What is most striking about this is that Foucault here recapitulates, (recall) liberalism's self-understanding in two ways. First, like liberals themselves, Foucault is insistent that liberalism is not a clean break with what precedes, but that, in fact, reason d'etat and mercantilism not merely shape liberalism but remain permanent (inferior) temptations within it. And, second, he recognizes that law was both an instrument of royal authority and a countervailing power to it. But, crucially for Foucault, whereas in raison d'etat, countervailing powers are extrinsic to the practice, liberalism makes countervailing powers intrinsic to its normative art of governance. (10ff)
But rather then jumping to the familiar story of the division of powers (or the multiplicity of sovereignty), as Liberals tend to emphasize, Foucault thinks the crucial move is a conceptual division "between what must be done and what it is advisable not to do." (11) We might say, it is the distinction between necessity and possibility, with this understanding that the possible is governed by self-command (that is, to be able to act one what is advisable not to do). The latter is (and Foucault is now quoting Bentham) left of the agenda. (12) And crucially, the agenda-setter can be mistaken about what should be on or off the agenda (17). And oddly enough, there is a science that can diagnose and keep track of such mistakes.

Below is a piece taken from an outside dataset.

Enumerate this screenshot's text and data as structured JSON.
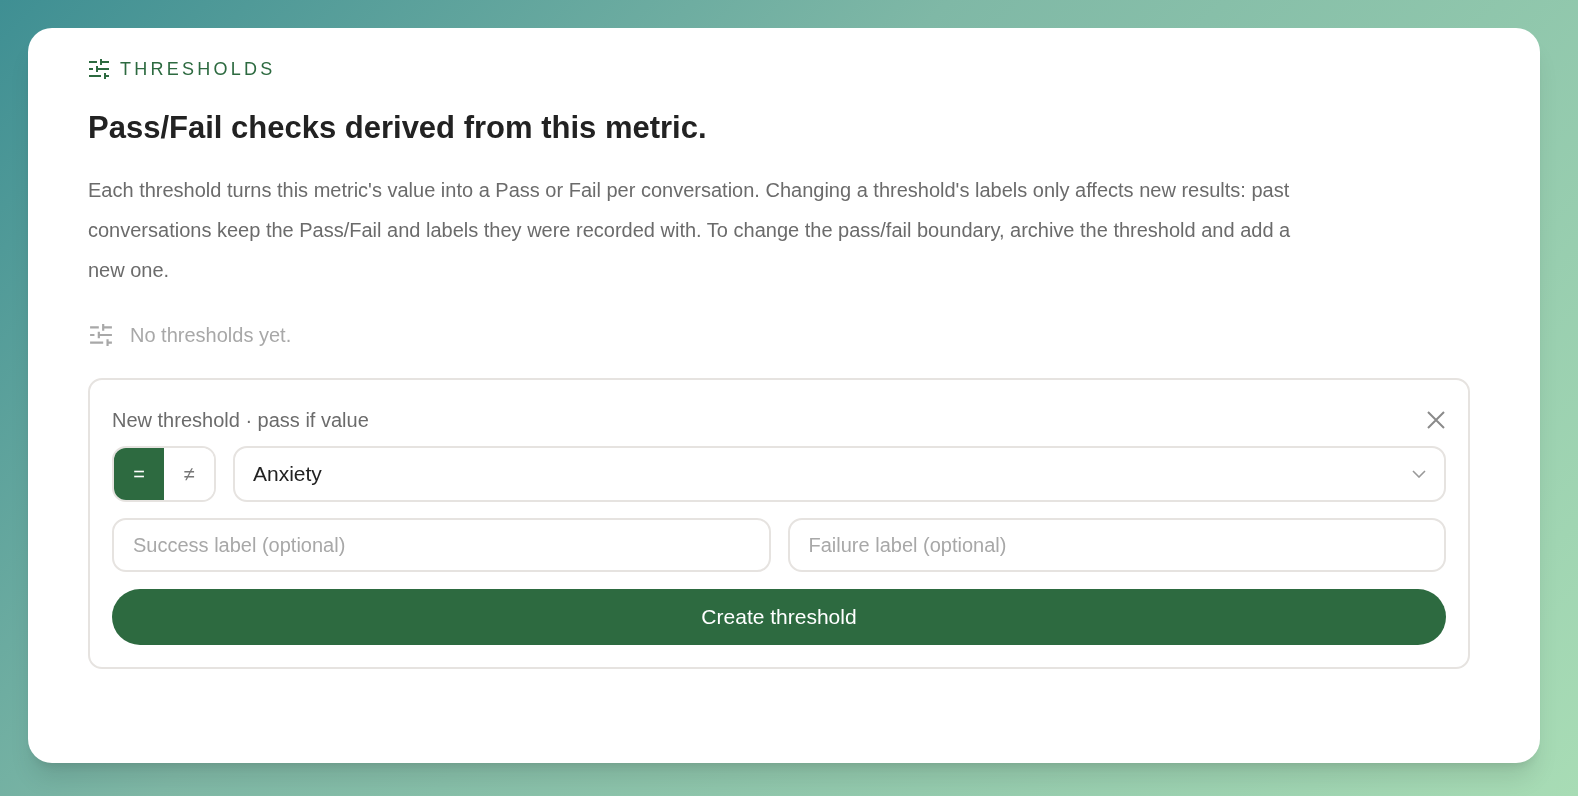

And suddenly, with a sudden clarity, the nature and origin of political economy is exposed (13): it is the skilled practice of organizing and conceptualizing the advisable, and not advisable, and the play, even interplay, of these domains. And while tracking what is on the agenda or not is a factual matter, that it is a mistake is an evaluative one. And this evaluation, this judgment is itself endogenous to political economy.

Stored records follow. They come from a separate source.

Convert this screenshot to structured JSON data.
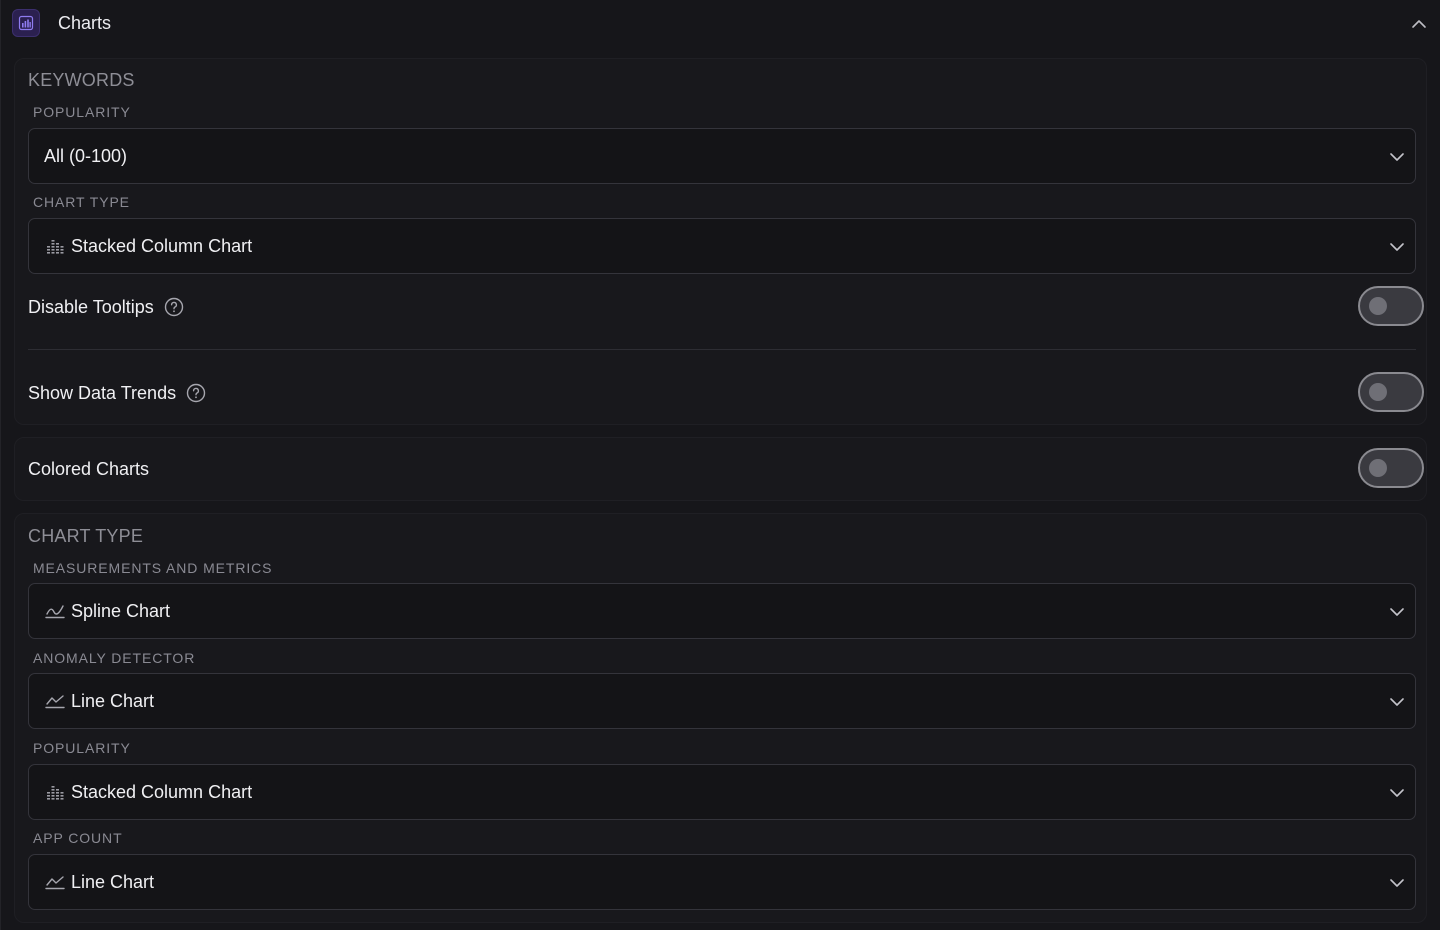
{
  "header": {
    "title": "Charts",
    "app_icon": "bar-chart-icon",
    "collapse_icon": "chevron-up-icon"
  },
  "keywords": {
    "title": "KEYWORDS",
    "popularity_label": "POPULARITY",
    "popularity_value": "All (0-100)",
    "chart_type_label": "CHART TYPE",
    "chart_type_value": "Stacked Column Chart",
    "chart_type_icon": "stacked-column-icon",
    "disable_tooltips_label": "Disable Tooltips",
    "disable_tooltips_on": false,
    "show_trends_label": "Show Data Trends",
    "show_trends_on": false
  },
  "colored": {
    "label": "Colored Charts",
    "on": false
  },
  "chart_type": {
    "title": "CHART TYPE",
    "fields": [
      {
        "label": "MEASUREMENTS AND METRICS",
        "value": "Spline Chart",
        "icon": "spline-chart-icon"
      },
      {
        "label": "ANOMALY DETECTOR",
        "value": "Line Chart",
        "icon": "line-chart-icon"
      },
      {
        "label": "POPULARITY",
        "value": "Stacked Column Chart",
        "icon": "stacked-column-icon"
      },
      {
        "label": "APP COUNT",
        "value": "Line Chart",
        "icon": "line-chart-icon"
      }
    ]
  },
  "colors": {
    "background": "#16161a",
    "accent": "#7c5ce0",
    "text": "#f0f0f3",
    "muted": "#8a8a93"
  }
}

But, at least initially, in keeping with existence of raison détat, political economy presupposes that what must be done is done.* And as Foucault emphasizes, until political economy becomes liberal (that is, understands the significance of what must be left of the agenda) its natural tendency is despotic.
Walpole himself is not presented as a liberal or much under the influence of political economy. Rather, he is presented as somebody who almost instinctively understands that "when the people are peaceful, when they are not agitating and there is no discontent or revolt, stay calm." (As Foucault implies, Machiavelli could have said this.) And this is the, almost accidental, discovery of liberalism.
Hume grants Walpole's "want of enterprise." But treats it as a vice. So, importantly, from Foucault's perspective, which on this point is the liberal self-understanding, Hume, who is undoubtedly one of the great political economists, initially (in 1742) misjudges the significance of this.
You ask: why 'initially'? Because Hume withdrew the piece eventually.**
*This is (recall) the protection of life (as in life, liberty, and the pursuit of happiness).
*While writing this Digressions, I noticed that Marc Hanvelt andMark G. Spencer have written an excellent essay on Hume's little study of Walpole, but it focuses on a different set of themes.